1- urls based only on patch is clearly useful for many urls
2- downloads that are not attachments: we should be more clear about how this is supposed to be used.

Revision history for this message

Max Kanat-Alexander (mkanat) wrote on 2010-12-07:

#5

The only URL that uses file ids by default still is the download URL. The raw controller listed in that MP is using paths like all of the other controllers, and once that MP goes in, it will be very simple to also make the download URL use paths. (The general architecture of loggerhead also still allows using file ids in the query string parameters if you want.)

As far as how the raw view is supposed to be used, I suppose there are two cases:

1) Somebody wants to see the raw content of the file quickly without any of the view or annotation issues.
2) Somebody wants to use loggerhead to serve some content.

At first I thought that #2 wasn't going to be feasible, but now I've discovered that the raw view is so fast that it could actually be done.

For #1, you could certainly say, "just serve everything as text/plain", but that doesn't actually solve the problem of XSS, because IE 7 and below will still sniff the content and render it as whatever the browser *thinks* it is. I believe it's only IE 8 and above that support X-Content-Type-Options.

So I figured I'd go with the most logical choice and attempt to serve the content with its actual, correct MIME type. That's particularly valuable for binary files like images or other media, which couldn't have a raw view otherwise.

One advantage to this also would be that it gives people the ability to rapidly get a single file out of bzr without having to check out an entire repository.

For the most part, controlling the MIME type of a file is only the illusion of security, which is worse than no security (because it makes people believe that they are secure when they are not).

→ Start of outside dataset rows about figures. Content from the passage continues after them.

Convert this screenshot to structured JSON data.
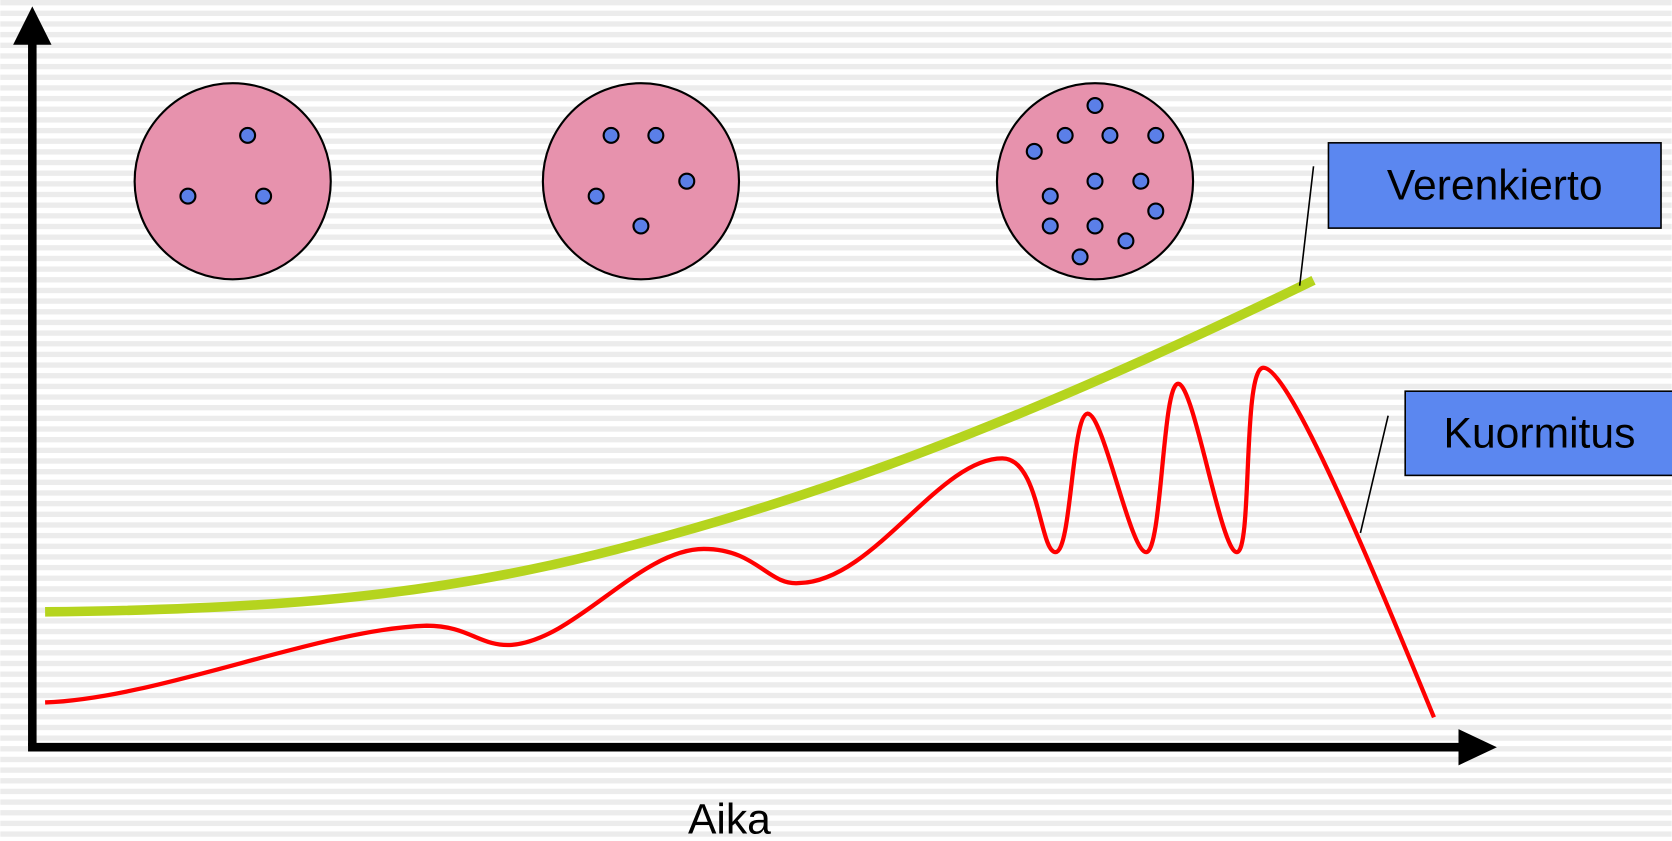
{
  "labels": {
    "circulation": "Verenkierto",
    "load": "Kuormitus"
  },
  "x_axis_label": "Aika"
}
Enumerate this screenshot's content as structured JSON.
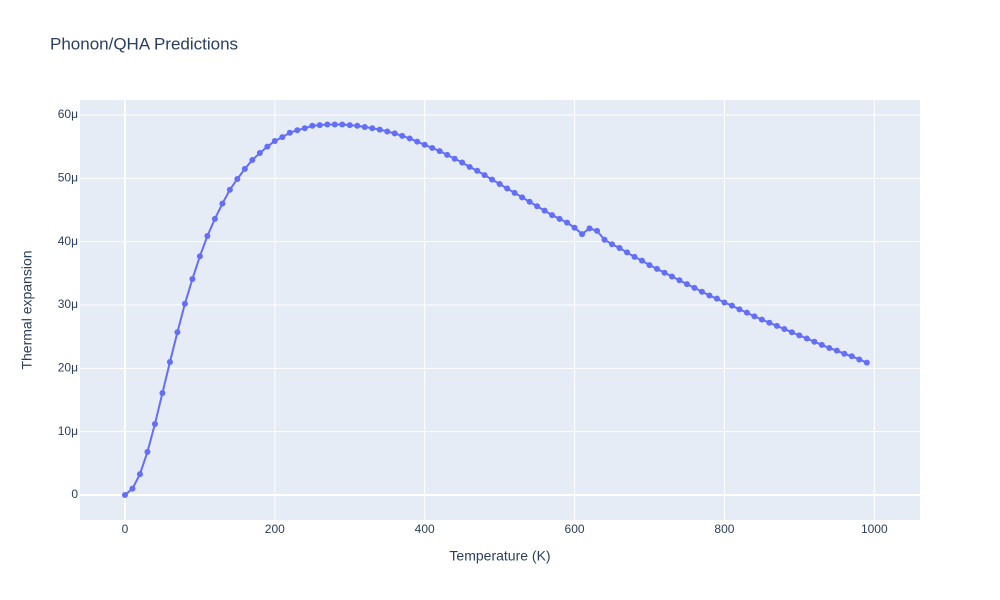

The solution to the XSS problem is very much doable, and it would just involve having a secondary domain for serving raw content. I started to implement it as part of the above MP, but it turned out to be more complicated than I was expecting, so I wanted to save it for a second patch, since patches should generally be small and focused so that they can be polished and debugged appropriately (among many other important reasons to keep changes small and focused).